Our friends, playing in the 125 Flag Competition on the Valley course, were so muffled up they were unrecognisable. How Lady Margaret Scott and her long-skirted, tight-jacketed contemporaries of the 1890s, clad in weighty, rain-absorbing wool, coped without Gore-Tex and fleeces beggars belief. I confess. I’ve become a southern softie. Maureen and I repaired to the warmth of the welcoming ladies’ clubhouse for soup, delicious wheaten scones, cakes, tea and chat.
We were also able to play the age-old game of identifying the battered and bedraggled male golfers who’d battled to what is still the final hole on the Dunluce course, several hundred yards short of sanctuary. They were all a lot older than the last time we’d seen them play but we managed to identify quite a few of them, some from their set-up, some from their swings – although not one was as free-flowing 0r powerful as it used to be – and some from their gait. It was good fun and we had some laughs but most of all we were lost in admiration for their dogged determination. I have included the photo (taken through the window) because of the rainbow not the tiny, muffled up, barely visible figures!
The 125th Anniversary Dinner was in the big clubhouse, which was beautifully turned out – even a connoisseur like Elton John would have swooned at the flower arrangements, real works of art – and the occasion oozed fun, friendship, love and laughter. No, that’s not me being soppy and sentimental or even a bit maudlin in vino veritas; I was on water for most of the night and unusually clear-eyed.

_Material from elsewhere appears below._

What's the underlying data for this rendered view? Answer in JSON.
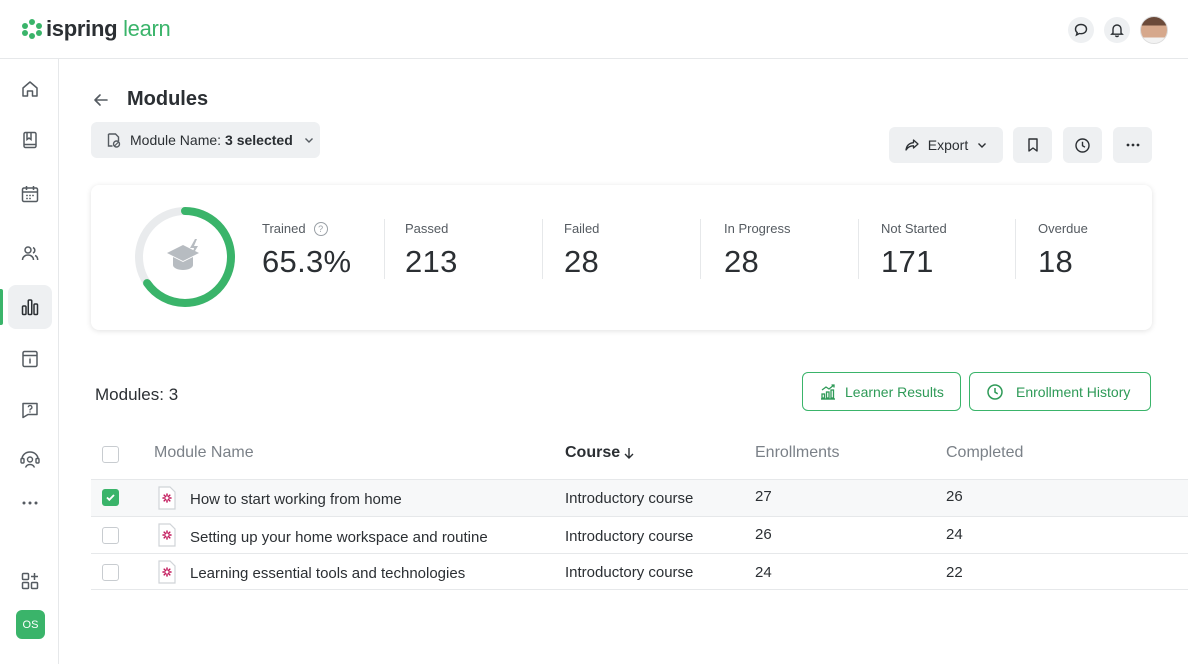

It was emotional when Maureen read out her letters from Violet Hezlet, whose family went all the way back to the start of it all and recalled her lessons in course management from Zara Bolton. Zara, the elegant Englishwoman who captured the heart of an Irishman and moved to Portrush, played in the Curtis Cup in 1948 and later captained the team. The women of Royal Portrush were always at the top of the game and passionate about promoting it and encouraging girls and boys to play.
Some of those boys and girls achieved great things in golf but the really great thing is that most of us, whatever our level, continue to play and enjoy the game and the lifelong friends we made. I can think of no greater legacy.